Zhang, Xiaoyang

1. The NOAA Blended Polar Geo Biomass Burning Emissions Product in North America (Blended-BBEP) (NOAA)

See http://satepsanone.nesdis.noaa.gov/pub/FIRE/BBEP-geo/

Biomass burning emissions and burned area over North America are modeled using satellite-derived vegetative fuel loading, fuel moisture, and burned area. Briefly, the MODIS vegetation property-based fuel system is developed from MODIS data including land cover type, vegetation continuous field, and monthly leaf-area index. The weekly fuel moisture category is retrieved from AVHRR Global Vegetation Index (GVIx) data for the determination of fuel combustion efficiency and emission factor. The burned area is simulated using the half-hourly fire sizes obtained from the GOES WF_ABBA fire product and the active fire hotspot detections from both MODIS and AVHRR observations. By integrating all these parameters, hourly burned area and biomass burning emissions are operationally produced every six hour in NOAA/NESDIS.

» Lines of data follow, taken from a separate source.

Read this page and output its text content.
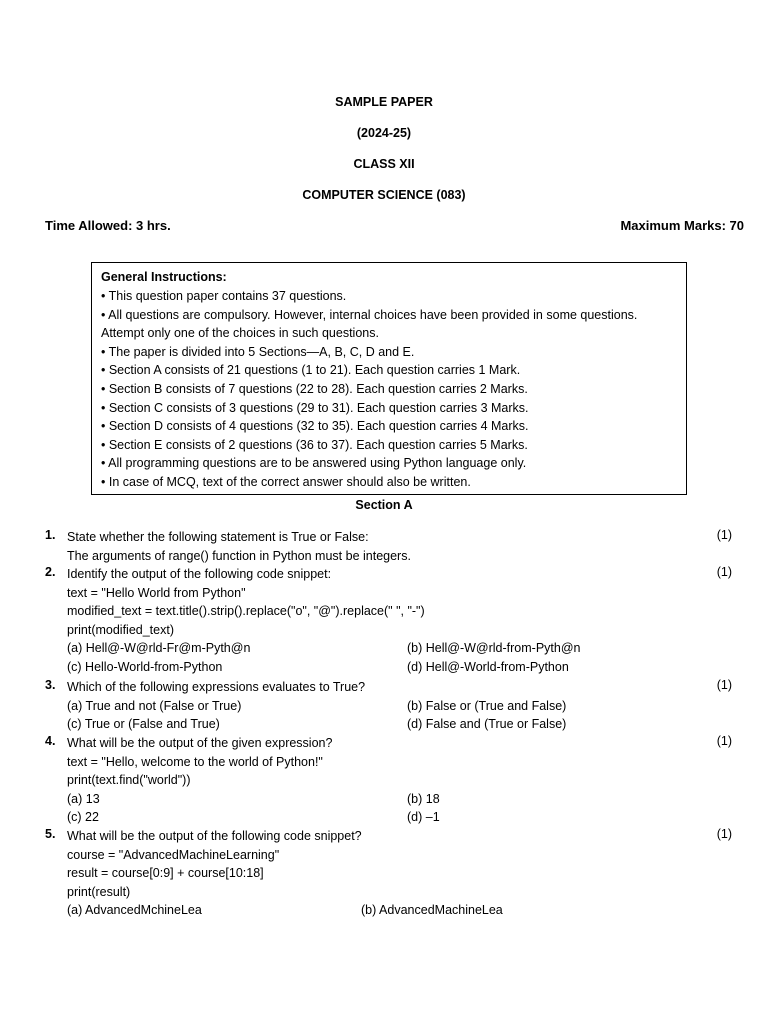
SAMPLE PAPER
(2024-25)
CLASS XII
COMPUTER SCIENCE (083)
Time Allowed: 3 hrs.	Maximum Marks: 70
General Instructions:
• This question paper contains 37 questions.
• All questions are compulsory. However, internal choices have been provided in some questions.
Attempt only one of the choices in such questions.
• The paper is divided into 5 Sections—A, B, C, D and E.
• Section A consists of 21 questions (1 to 21). Each question carries 1 Mark.
• Section B consists of 7 questions (22 to 28). Each question carries 2 Marks.
• Section C consists of 3 questions (29 to 31). Each question carries 3 Marks.
• Section D consists of 4 questions (32 to 35). Each question carries 4 Marks.
• Section E consists of 2 questions (36 to 37). Each question carries 5 Marks.
• All programming questions are to be answered using Python language only.
• In case of MCQ, text of the correct answer should also be written.
Section A
1.	(1)
State whether the following statement is True or False:
The arguments of range() function in Python must be integers.
2.	(1)
Identify the output of the following code snippet:
text = "Hello World from Python"
modified_text = text.title().strip().replace("o", "@").replace(" ", "-")
print(modified_text)
(a) Hell@-W@rld-Fr@m-Pyth@n	(b) Hell@-W@rld-from-Pyth@n
(c) Hello-World-from-Python	(d) Hell@-World-from-Python
3.	(1)
Which of the following expressions evaluates to True?
(a) True and not (False or True)	(b) False or (True and False)
(c) True or (False and True)	(d) False and (True or False)
4.	(1)
What will be the output of the given expression?
text = "Hello, welcome to the world of Python!"
print(text.find("world"))
(a) 13	(b) 18
(c) 22	(d) –1
5.	(1)
What will be the output of the following code snippet?
course = "AdvancedMachineLearning"
result = course[0:9] + course[10:18]
print(result)
(a) AdvancedMchineLea	(b) AdvancedMachineLea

2. The Blended Global Biomass Burning Emissions Product From MODIS And Geostationary Satellites (GBBEPx) (NOAA)

See http://satepsanone.nesdis.noaa.gov/pub/FIRE/GBBEPx/

The global biomass burning emissions product (GBBEPx) is produced daily by blending scaled GBBEP-Geo and QFED fire emissions. The QFED calculates Terra and Aqua MODIS FRP in individual grid cells for four different biome types of tropical forest, extratropical forest, savanna, and grassland. The coefficient to estimate daily biomass burning emissions from MODIS FRP for four biome types is determined by comparing with GFED (Global Fire Emissions Database) and MODIS aerosol optical depth (AOT). GBBEP-Geo obtains FRP from a network of geostationary satellites consisting of two Geostationary Operation Environmental Satellites (GOES, GOES-E and GOES-W) which are operated by the National Oceanic and Atmospheric Administration (NOAA), the Meteosat Second Generation Satellites (Meteosat) operated by the European Organization for the Exploitation of Meteorological Satellites (EUMETSAT), and the Multi-functional Transport Satellite (MTSAT) operated by the Japan Meteorological Agency (JMA). The missing fire detections and FRP calculations are simulated by reconstructing diurnal pattern of FRP. The reconstructed FRP diurnal pattern is used to estimate hourly biomass burning emissions  for individual fire pixels. GBBEP-Geo is further calibrated/scaled using QFED because QFED is specifically designed for NASA Goddard Chemistry Aerosol Radiation and Transport Model (GOCART) in aerosol forecasting.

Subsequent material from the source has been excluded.